Methods: Retrospective chart review of all patients over a 10 year time period with SJS who received a type I KPRO with at least 1 year of follow-up. Primary outcome measure is visual acuity. Secondary outcome measures include graft expulsion, corneal melt, and elevated intraocular pressure.

Results: Of all patients receiving a type KPRO I from 2003 to 2013, 5 eyes from 5 patients with a primary diagnosis of SJS were identified.

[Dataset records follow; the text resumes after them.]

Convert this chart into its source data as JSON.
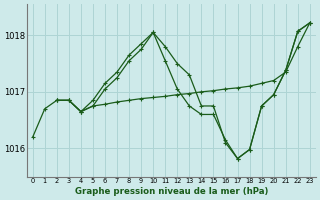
{
  "title": "Graphe pression niveau de la mer (hPa)",
  "background_color": "#ceeaea",
  "grid_color": "#aed4d4",
  "line_color": "#1a5c1a",
  "xlim": [
    -0.5,
    23.5
  ],
  "ylim": [
    1015.5,
    1018.55
  ],
  "yticks": [
    1016,
    1017,
    1018
  ],
  "xticks": [
    0,
    1,
    2,
    3,
    4,
    5,
    6,
    7,
    8,
    9,
    10,
    11,
    12,
    13,
    14,
    15,
    16,
    17,
    18,
    19,
    20,
    21,
    22,
    23
  ],
  "series": [
    {
      "x": [
        0,
        1,
        2,
        3,
        4,
        5,
        6,
        7,
        8,
        9,
        10,
        11,
        12,
        13,
        14,
        15,
        16,
        17,
        18,
        19,
        20,
        21,
        22,
        23
      ],
      "y": [
        1016.2,
        1016.7,
        1016.85,
        1016.85,
        1016.65,
        1016.85,
        1017.15,
        1017.35,
        1017.65,
        1017.85,
        1018.05,
        1017.8,
        1017.5,
        1017.3,
        1016.75,
        1016.75,
        1016.1,
        1015.82,
        1015.98,
        1016.75,
        1016.95,
        1017.38,
        1018.07,
        1018.22
      ]
    },
    {
      "x": [
        2,
        3,
        4,
        5,
        6,
        7,
        8,
        9,
        10,
        11,
        12,
        13,
        14,
        15,
        16,
        17,
        18,
        19,
        20,
        21,
        22,
        23
      ],
      "y": [
        1016.85,
        1016.85,
        1016.65,
        1016.75,
        1016.78,
        1016.82,
        1016.85,
        1016.88,
        1016.9,
        1016.92,
        1016.95,
        1016.97,
        1017.0,
        1017.02,
        1017.05,
        1017.07,
        1017.1,
        1017.15,
        1017.2,
        1017.35,
        1017.8,
        1018.22
      ]
    },
    {
      "x": [
        2,
        3,
        4,
        5,
        6,
        7,
        8,
        9,
        10,
        11,
        12,
        13,
        14,
        15,
        16,
        17,
        18,
        19,
        20,
        21,
        22,
        23
      ],
      "y": [
        1016.85,
        1016.85,
        1016.65,
        1016.75,
        1017.05,
        1017.25,
        1017.55,
        1017.75,
        1018.05,
        1017.55,
        1017.05,
        1016.75,
        1016.6,
        1016.6,
        1016.15,
        1015.82,
        1015.98,
        1016.75,
        1016.95,
        1017.38,
        1018.07,
        1018.22
      ]
    }
  ]
}
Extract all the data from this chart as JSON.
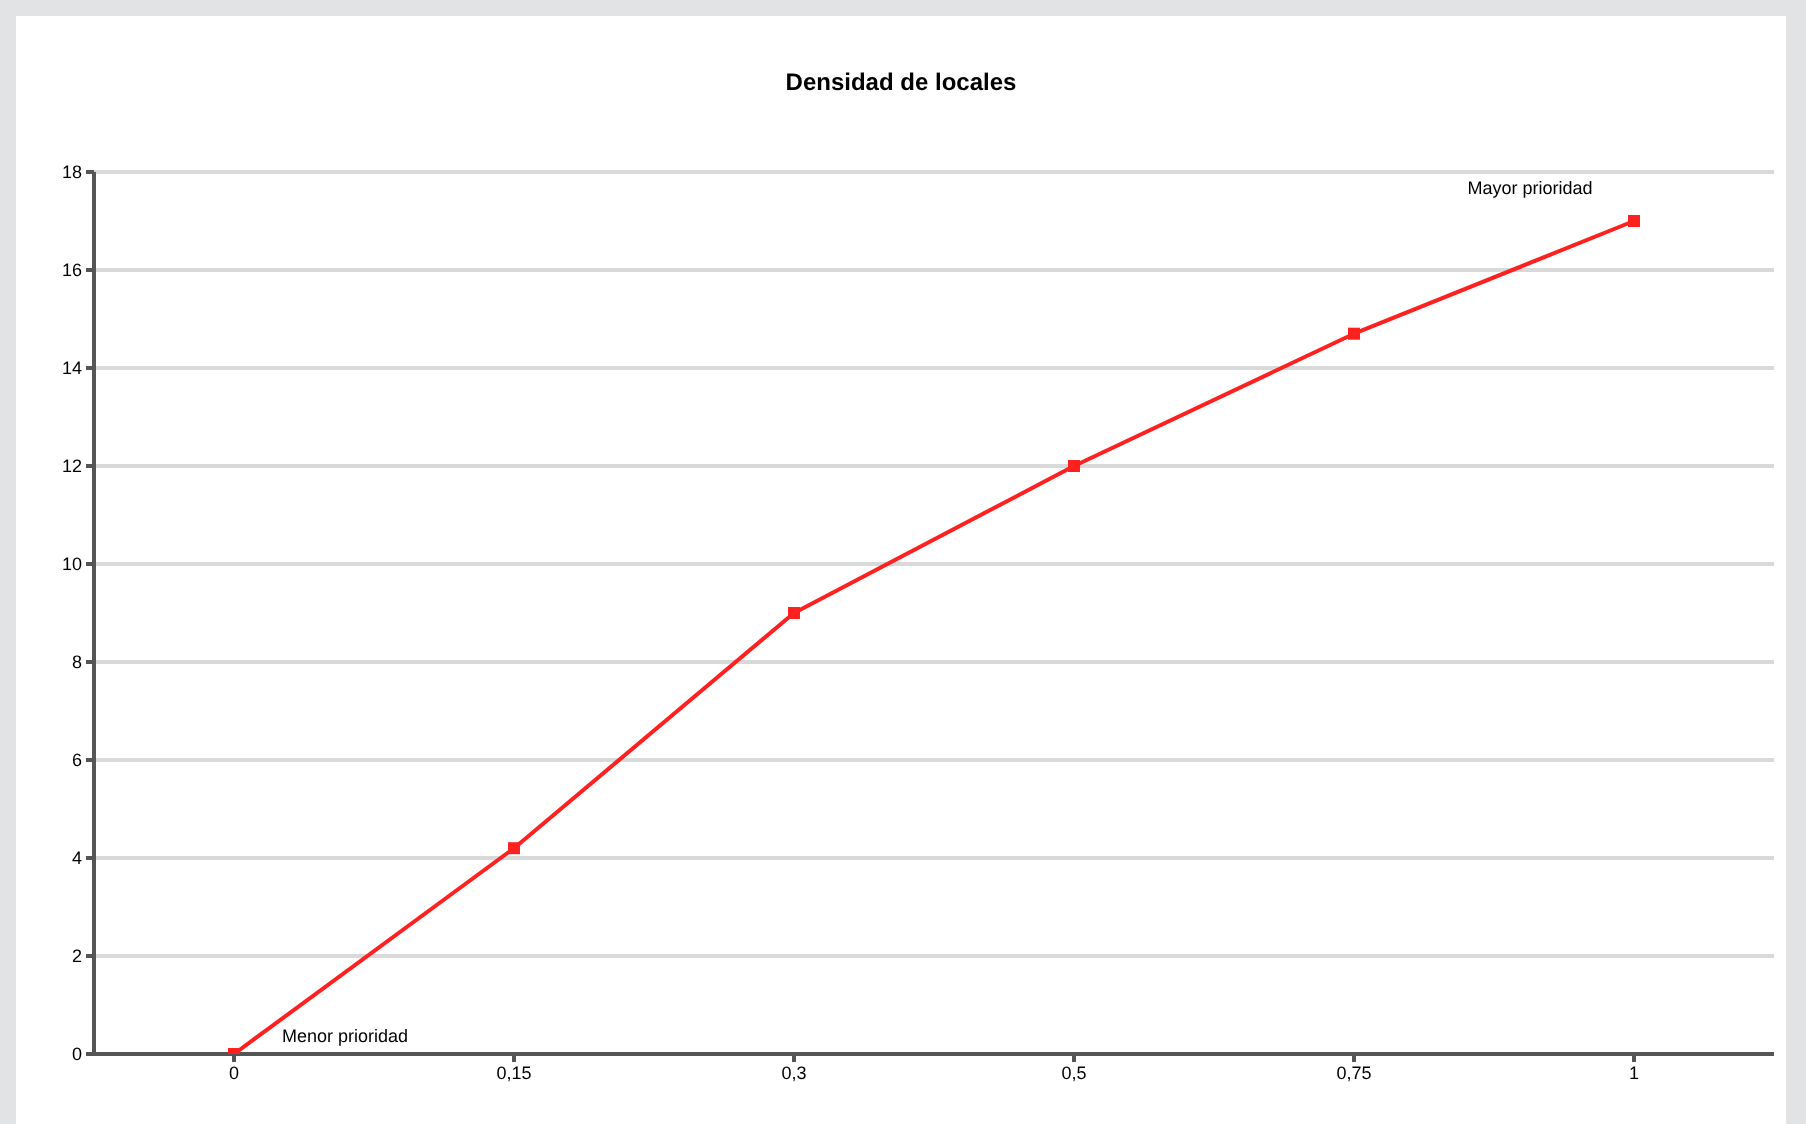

The average preoperative decimal visual acuity was .01 (Snellen 20/2000) and none had pre-operative glaucoma. At 1 month (dec VA .17, p=.08), 3 months (dec VA .23, p=.14) 6-9 months (dec VA .24 p=.10), and 1 year (dec VA .30, Snellen 20/67, p=.10) post-transplant time points all 5 patients had improved visual acuity, but these differences were not statistically significant. One patient (20%) experienced graft expulsion, corneal melt, and choroidal effusion requiring multiple re-operations. 3 of 5 patients (60%) experienced elevated IOP greater than 20, but all 5 were on some form of pressure lowering treatment and 1 (20%) had a glaucoma drainage device placed concurrently with KPRO placement. One patient had a DVT during the peri-operative period. All patients in the series were given a standard post-operative treatment of prednisolone acetate, vancomycin, and vigamox or ocufloxacin drops.

Conclusions: SJS patients are typically not considered candidates for type I KRPO and instead offered the more invasive and disfiguring type II KPRO. This series, which while small, represents one of the largest studies on SJS patients with type I KPROs. The data shows a trend towards improved visual acuity. One patient attained post-operative visually acuity of 20/25 at 1 year, and 2 others were 20/100 or better. Although risks do exist, as seen in the 1 patient with significant complications, this series suggests that recent advances in peri-operative management may have improved the overall outcomes of SJS patients receiving a type I KPRO. In the future, more ophthalmologists may consider using a type I KPRO in SJS patients.